Transfected or infected Sf9 cells were harvested and analyzed on 12.5% polyacrylamide gels. Figure 4 shows the result of expressed target HGV NS5 protein with a molecular weight of Mr 41500. Scanning results indicated that the recombinant protein amounted to 11.7% of the total proteins. Western blot results implied that the recombinant protein could react with HGV RNA positive sera (Figure 5).

Figure 4
Figure 4 SDS-PAGE analysis of expressed HGV NS5 protein. 1. Uninfected sf9 cells; 2. sf9 cells infected with recombinant viruses; 3. Protein relative molecular mass standards. Arrow indicates the position of recombinant protein.
Figure 5
Figure 5 Western-blot analysis of recombinant protein HGV NS5. 1. Uninfected sf9 cells; 2. sf9 cells infected with recombinant viruses; 3. Protein relative molecular mass standards.

Although easy and reliable assays for the clinical diagnosis of HBV and HCV infection have been established[18-26], there still existed 10%-20% parenterally and community acquired hepatitis cases of unknown cause[4,5,7]. Transmission and molecular biology of these viruses have been studied thoroughly[27-34]. Clinical studies suggest that some of these may be of viral origin. HGV is a potential aetiological agent for viral hepatitis. As a member of Flaviviridae, HGV is a single-stranded RNA virus with a genome of 9400 bp in length which includes 5’ non-coding region, structural gene region C, E1, E2, non-structural gene region NS2, NS3, NS4, NS5a, NS5b and 3’ non-coding region. The genome contains a single open reading frame (ORF) which encodes a 2900 amino acid polyprotein precursor. Many researches have been carried out since the discovery of HGV, the studies of its antigencity is one of them[17,35-39].HGV NS5B protein functions as RNA-dependent RNA polymerase]. In addition, Pilot-Matias et al[40] also found that C26, C27, C28 (2047-2376 aa) of HGV NS5 gene had potential antigen epitopes. Wang et al[41] reported that two linear epitopes (P22, P6) might exist in HGV NS5 gene. The obtained HGV NS5 recombinant protein will provide important materials for studying its structure and function.

The Bac-to-Bac system was established by Luckow[11] in 1993, and a variety of proteins have been expressed with the control of a strong polyhedin promoter since then. It is based on site-specific transposition (transposon Tn7) of an expression cassette into baculovirus shuttle vector (bacmid) propagated in Escherichia coli. After selection of blue-white clonies, recombinant bacmid DNA was extracted for the transfection of Sf9 cells.
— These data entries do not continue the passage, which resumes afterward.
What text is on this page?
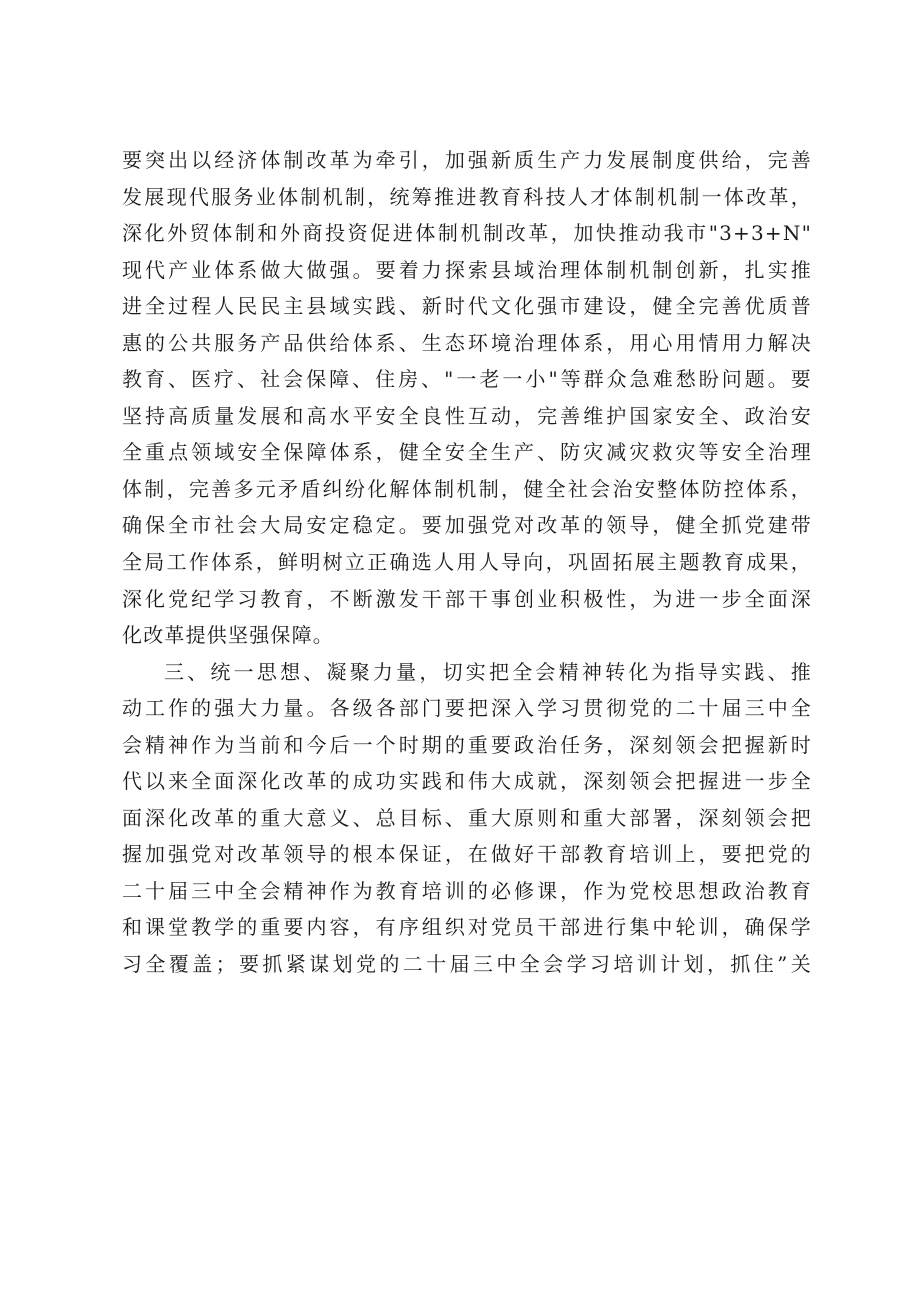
要突出以经济体制改革为牵引，加强新质生产力发展制度供给，完善
发展现代服务业体制机制，统筹推进教育科技人才体制机制一体改革，
深化外贸体制和外商投资促进体制机制改革，加快推动我市"3+3+N"
现代产业体系做大做强。要着力探索县域治理体制机制创新，扎实推
进全过程人民民主县域实践、新时代文化强市建设，健全完善优质普
惠的公共服务产品供给体系、生态环境治理体系，用心用情用力解决
教育、医疗、社会保障、住房、"一老一小"等群众急难愁盼问题。要
坚持高质量发展和高水平安全良性互动，完善维护国家安全、政治安
全重点领域安全保障体系，健全安全生产、防灾减灾救灾等安全治理
体制，完善多元矛盾纠纷化解体制机制，健全社会治安整体防控体系，
确保全市社会大局安定稳定。要加强党对改革的领导，健全抓党建带
全局工作体系，鲜明树立正确选人用人导向，巩固拓展主题教育成果，
深化党纪学习教育，不断激发干部干事创业积极性，为进一步全面深
化改革提供坚强保障。
三、统一思想、凝聚力量，切实把全会精神转化为指导实践、推
动工作的强大力量。各级各部门要把深入学习贯彻党的二十届三中全
会精神作为当前和今后一个时期的重要政治任务，深刻领会把握新时
代以来全面深化改革的成功实践和伟大成就，深刻领会把握进一步全
面深化改革的重大意义、总目标、重大原则和重大部署，深刻领会把
握加强党对改革领导的根本保证，在做好干部教育培训上，要把党的
二十届三中全会精神作为教育培训的必修课，作为党校思想政治教育
和课堂教学的重要内容，有序组织对党员干部进行集中轮训，确保学
习全覆盖；要抓紧谋划党的二十届三中全会学习培训计划，抓住”关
Insect cells can identify and run many modifications of post-translation and make the expressed protein close to natural protein.
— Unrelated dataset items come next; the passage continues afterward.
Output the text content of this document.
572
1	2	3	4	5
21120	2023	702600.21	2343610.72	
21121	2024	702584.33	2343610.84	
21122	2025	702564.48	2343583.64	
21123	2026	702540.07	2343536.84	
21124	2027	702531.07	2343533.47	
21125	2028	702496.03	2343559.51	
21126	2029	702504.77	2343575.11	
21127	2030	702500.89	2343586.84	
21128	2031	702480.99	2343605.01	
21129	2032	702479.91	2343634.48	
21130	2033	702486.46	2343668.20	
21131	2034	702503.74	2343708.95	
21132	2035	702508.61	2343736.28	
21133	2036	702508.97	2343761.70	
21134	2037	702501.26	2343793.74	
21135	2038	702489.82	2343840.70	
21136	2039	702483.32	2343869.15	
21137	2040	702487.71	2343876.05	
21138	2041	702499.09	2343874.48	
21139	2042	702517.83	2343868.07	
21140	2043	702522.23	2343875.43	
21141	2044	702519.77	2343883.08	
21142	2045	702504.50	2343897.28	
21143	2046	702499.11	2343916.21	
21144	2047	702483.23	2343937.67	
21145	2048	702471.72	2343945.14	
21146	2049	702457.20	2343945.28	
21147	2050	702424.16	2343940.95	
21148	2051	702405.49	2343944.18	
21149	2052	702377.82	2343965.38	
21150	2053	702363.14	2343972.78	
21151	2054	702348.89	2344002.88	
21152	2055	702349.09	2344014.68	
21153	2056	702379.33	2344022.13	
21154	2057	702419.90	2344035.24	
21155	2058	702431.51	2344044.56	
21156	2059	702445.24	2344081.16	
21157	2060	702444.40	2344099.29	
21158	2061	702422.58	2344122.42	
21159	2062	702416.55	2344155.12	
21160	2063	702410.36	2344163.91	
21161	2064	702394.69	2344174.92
In this study, HGV NS5 gene fragment amplified by PCR was confirmed by restriction enzyme and sequence analysis, and cloned into baculovirus transposing vector pFastBacHTa. Recombinant bacmid was obtained with site-specific transposition, Sf9 cell was transfected with recombinant bacmid or infected with viral supernatant. On the polyacrylamine gel, an expected protein band was seen at Mr 41500. Western blot found that HGV NS5 recombinant protein could react strongly with HGV RNA positive sera, which implied that recombinant HGV NS5 protein could be used as antigen to detect HGV infection.